I am slowly bringing back my foxgloves. I have some but this property used to have a full flowering bank of them. The foxgloves came from my partners side of the family. Her grandmother collected the seed in the yard of a daughter of hers in Portland, Oregon and foxgloves used to sprout everywhere. When they almost complete disapeared, my partner quit caring about the yard. I had been encouraging them and we had ended up with a nice, wide eight foot group of them against the fence on the south side. But we were going through a crazy period with no time and the lawn mower was on the blink so I hired a mower. He was to come and mow the yard when we were gone. I didn't think to instruct him to leave the foxgloves alone. They were well over three feet high and in full bloom. Mowers mow grass, not flowers in full bloom, right? Wrong!!! This man wanted my business and he wanted to be through. He cut those foxgloves back to the roots, utterly destroyed them. Only a bare few showed up the next year. I had paid him in advance so there was nothing I could do. He did attempt to talk to me but I ignored him. Someone so stupid that I have to tell him to leave a three foot high stand of blooming flowers alone is not worth one syllable of my time. I learned the hard way that no mower is over to be on this property unless I am there. Mowers are not gardeners. Anyway, once we did not have foxgloves, or no more than a few, my partner seemed blind to what else was growing.
I did have some foxgloves left and I began trying to bring them back. But there were very few and they did not seem as vigorous. Maybe they needed a larger amount to polinate each other adequately. Plus I had also gotten into nasturitams and I planted a few too many of those. Nasturtiams are rapacious about space. They spread wide and they smother other plants under their leaves. They killed over half of the foxgloves that were left by smothering them. Remember foxgloves are a biennial and take two years to grow. The second year they are giants and can usually take care of themselves-sans mowers-but the first year they have to be babied. Or they do now in my backyard. When there were hundreds of them, even the first year foxgloves were hardier .
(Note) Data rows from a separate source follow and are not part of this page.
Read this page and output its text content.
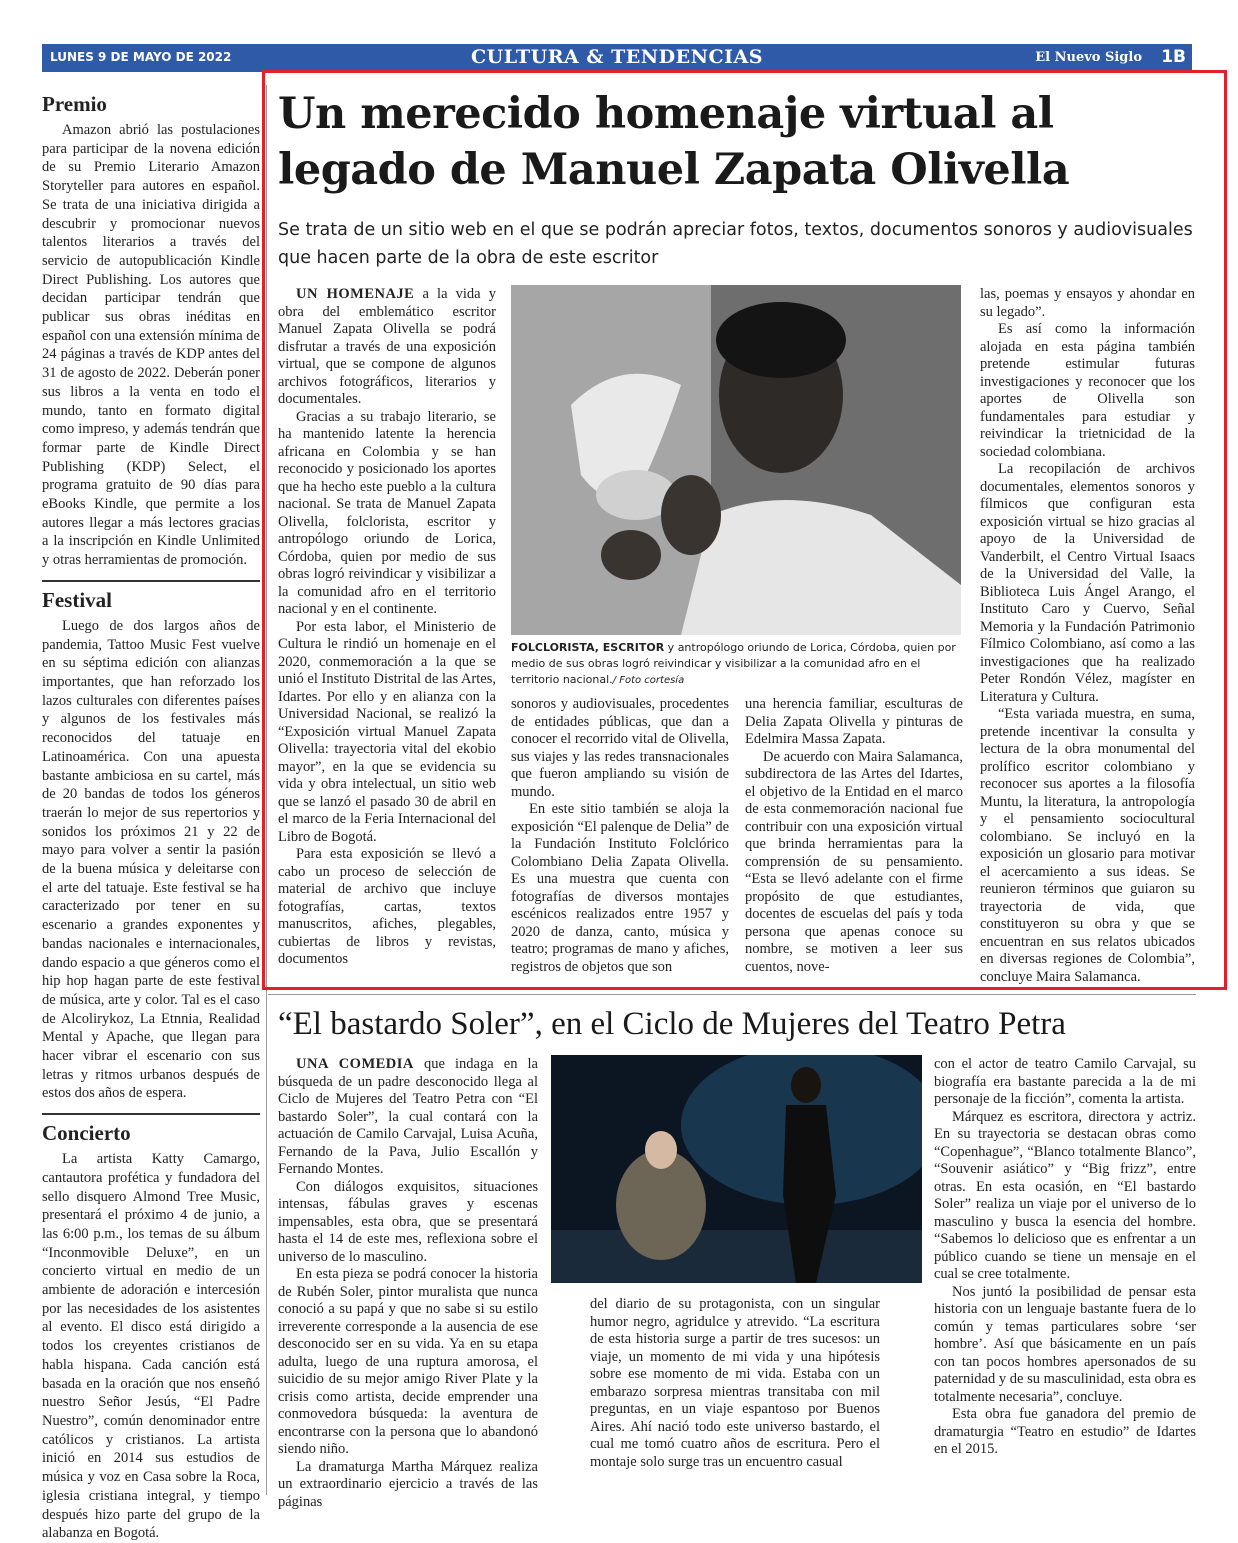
LUNES 9 DE MAYO DE 2022	CULTURA & TENDENCIAS	El Nuevo Siglo 1B
Premio

Amazon abrió las postulaciones para participar de la novena edición de su Premio Literario Amazon Storyteller para autores en español. Se trata de una iniciativa dirigida a descubrir y promocionar nuevos talentos literarios a través del servicio de autopublicación Kindle Direct Publishing. Los autores que decidan participar tendrán que publicar sus obras inéditas en español con una extensión mínima de 24 páginas a través de KDP antes del 31 de agosto de 2022. Deberán poner sus libros a la venta en todo el mundo, tanto en formato digital como impreso, y además tendrán que formar parte de Kindle Direct Publishing (KDP) Select, el programa gratuito de 90 días para eBooks Kindle, que permite a los autores llegar a más lectores gracias a la inscripción en Kindle Unlimited y otras herramientas de promoción.

Festival

Luego de dos largos años de pandemia, Tattoo Music Fest vuelve en su séptima edición con alianzas importantes, que han reforzado los lazos culturales con diferentes países y algunos de los festivales más reconocidos del tatuaje en Latinoamérica. Con una apuesta bastante ambiciosa en su cartel, más de 20 bandas de todos los géneros traerán lo mejor de sus repertorios y sonidos los próximos 21 y 22 de mayo para volver a sentir la pasión de la buena música y deleitarse con el arte del tatuaje. Este festival se ha caracterizado por tener en su escenario a grandes exponentes y bandas nacionales e internacionales, dando espacio a que géneros como el hip hop hagan parte de este festival de música, arte y color. Tal es el caso de Alcolirykoz, La Etnnia, Realidad Mental y Apache, que llegan para hacer vibrar el escenario con sus letras y ritmos urbanos después de estos dos años de espera.

Concierto

La artista Katty Camargo, cantautora profética y fundadora del sello disquero Almond Tree Music, presentará el próximo 4 de junio, a las 6:00 p.m., los temas de su álbum “Inconmovible Deluxe”, en un concierto virtual en medio de un ambiente de adoración e intercesión por las necesidades de los asistentes al evento. El disco está dirigido a todos los creyentes cristianos de habla hispana. Cada canción está basada en la oración que nos enseñó nuestro Señor Jesús, “El Padre Nuestro”, común denominador entre católicos y cristianos. La artista inició en 2014 sus estudios de música y voz en Casa sobre la Roca, iglesia cristiana integral, y tiempo después hizo parte del grupo de la alabanza en Bogotá.

Un merecido homenaje virtual al legado de Manuel Zapata Olivella
Se trata de un sitio web en el que se podrán apreciar fotos, textos, documentos sonoros y audiovisuales que hacen parte de la obra de este escritor

UN HOMENAJE a la vida y obra del emblemático escritor Manuel Zapata Olivella se podrá disfrutar a través de una exposición virtual, que se compone de algunos archivos fotográficos, literarios y documentales.

Gracias a su trabajo literario, se ha mantenido latente la herencia africana en Colombia y se han reconocido y posicionado los aportes que ha hecho este pueblo a la cultura nacional. Se trata de Manuel Zapata Olivella, folclorista, escritor y antropólogo oriundo de Lorica, Córdoba, quien por medio de sus obras logró reivindicar y visibilizar a la comunidad afro en el territorio nacional y en el continente.

Por esta labor, el Ministerio de Cultura le rindió un homenaje en el 2020, conmemoración a la que se unió el Instituto Distrital de las Artes, Idartes. Por ello y en alianza con la Universidad Nacional, se realizó la “Exposición virtual Manuel Zapata Olivella: trayectoria vital del ekobio mayor”, en la que se evidencia su vida y obra intelectual, un sitio web que se lanzó el pasado 30 de abril en el marco de la Feria Internacional del Libro de Bogotá.

Para esta exposición se llevó a cabo un proceso de selección de material de archivo que incluye fotografías, cartas, textos manuscritos, afiches, plegables, cubiertas de libros y revistas, documentos

FOLCLORISTA, ESCRITOR y antropólogo oriundo de Lorica, Córdoba, quien por medio de sus obras logró reivindicar y visibilizar a la comunidad afro en el territorio nacional./ Foto cortesía

sonoros y audiovisuales, procedentes de entidades públicas, que dan a conocer el recorrido vital de Olivella, sus viajes y las redes transnacionales que fueron ampliando su visión de mundo.

En este sitio también se aloja la exposición “El palenque de Delia” de la Fundación Instituto Folclórico Colombiano Delia Zapata Olivella. Es una muestra que cuenta con fotografías de diversos montajes escénicos realizados entre 1957 y 2020 de danza, canto, música y teatro; programas de mano y afiches, registros de objetos que son

una herencia familiar, esculturas de Delia Zapata Olivella y pinturas de Edelmira Massa Zapata.

De acuerdo con Maira Salamanca, subdirectora de las Artes del Idartes, el objetivo de la Entidad en el marco de esta conmemoración nacional fue contribuir con una exposición virtual que brinda herramientas para la comprensión de su pensamiento. “Esta se llevó adelante con el firme propósito de que estudiantes, docentes de escuelas del país y toda persona que apenas conoce su nombre, se motiven a leer sus cuentos, nove-

las, poemas y ensayos y ahondar en su legado”.

Es así como la información alojada en esta página también pretende estimular futuras investigaciones y reconocer que los aportes de Olivella son fundamentales para estudiar y reivindicar la trietnicidad de la sociedad colombiana.

La recopilación de archivos documentales, elementos sonoros y fílmicos que configuran esta exposición virtual se hizo gracias al apoyo de la Universidad de Vanderbilt, el Centro Virtual Isaacs de la Universidad del Valle, la Biblioteca Luis Ángel Arango, el Instituto Caro y Cuervo, Señal Memoria y la Fundación Patrimonio Fílmico Colombiano, así como a las investigaciones que ha realizado Peter Rondón Vélez, magíster en Literatura y Cultura.

“Esta variada muestra, en suma, pretende incentivar la consulta y lectura de la obra monumental del prolífico escritor colombiano y reconocer sus aportes a la filosofía Muntu, la literatura, la antropología y el pensamiento sociocultural colombiano. Se incluyó en la exposición un glosario para motivar el acercamiento a sus ideas. Se reunieron términos que guiaron su trayectoria de vida, que constituyeron su obra y que se encuentran en sus relatos ubicados en diversas regiones de Colombia”, concluye Maira Salamanca.

“El bastardo Soler”, en el Ciclo de Mujeres del Teatro Petra

UNA COMEDIA que indaga en la búsqueda de un padre desconocido llega al Ciclo de Mujeres del Teatro Petra con “El bastardo Soler”, la cual contará con la actuación de Camilo Carvajal, Luisa Acuña, Fernando de la Pava, Julio Escallón y Fernando Montes.

Con diálogos exquisitos, situaciones intensas, fábulas graves y escenas impensables, esta obra, que se presentará hasta el 14 de este mes, reflexiona sobre el universo de lo masculino.

En esta pieza se podrá conocer la historia de Rubén Soler, pintor muralista que nunca conoció a su papá y que no sabe si su estilo irreverente corresponde a la ausencia de ese desconocido ser en su vida. Ya en su etapa adulta, luego de una ruptura amorosa, el suicidio de su mejor amigo River Plate y la crisis como artista, decide emprender una conmovedora búsqueda: la aventura de encontrarse con la persona que lo abandonó siendo niño.

La dramaturga Martha Márquez realiza un extraordinario ejercicio a través de las páginas

del diario de su protagonista, con un singular humor negro, agridulce y atrevido. “La escritura de esta historia surge a partir de tres sucesos: un viaje, un momento de mi vida y una hipótesis sobre ese momento de mi vida. Estaba con un embarazo sorpresa mientras transitaba con mil preguntas, en un viaje espantoso por Buenos Aires. Ahí nació todo este universo bastardo, el cual me tomó cuatro años de escritura. Pero el montaje solo surge tras un encuentro casual

con el actor de teatro Camilo Carvajal, su biografía era bastante parecida a la de mi personaje de la ficción”, comenta la artista.

Márquez es escritora, directora y actriz. En su trayectoria se destacan obras como “Copenhague”, “Blanco totalmente Blanco”, “Souvenir asiático” y “Big frizz”, entre otras. En esta ocasión, en “El bastardo Soler” realiza un viaje por el universo de lo masculino y busca la esencia del hombre. “Sabemos lo delicioso que es enfrentar a un público cuando se tiene un mensaje en el cual se cree totalmente.

Nos juntó la posibilidad de pensar esta historia con un lenguaje bastante fuera de lo común y temas particulares sobre ‘ser hombre’. Así que básicamente en un país con tan pocos hombres apersonados de su paternidad y de su masculinidad, esta obra es totalmente necesaria”, concluye.

Esta obra fue ganadora del premio de dramaturgia “Teatro en estudio” de Idartes en el 2015.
I was sentimental about that old strain but I have begun buying other foxgloves seeds. I have Pam's Choice from Thompson and Morgan, a two foot high plant with wide pink blossoms that point upwards and it is doing well. I bough ta "sunset " strain of foxgloves from The Nature Company in town. These are mild orange and yellow and seem to spread, not rise up in spires.I am going to Offut Lake outside of Olympia, Washington in late July for a family reunuion. I will gather wild foxglove seeds there. The ones from Portland decades ago were originally hand gathered in the northwest. Foxgloves seems to be the key to this yard. The more foxgloves I have on it, the less wild ideas my partner gets about destroying this yard-in the cause of rebuilding it. The more foxgloves we have, the more work gets done.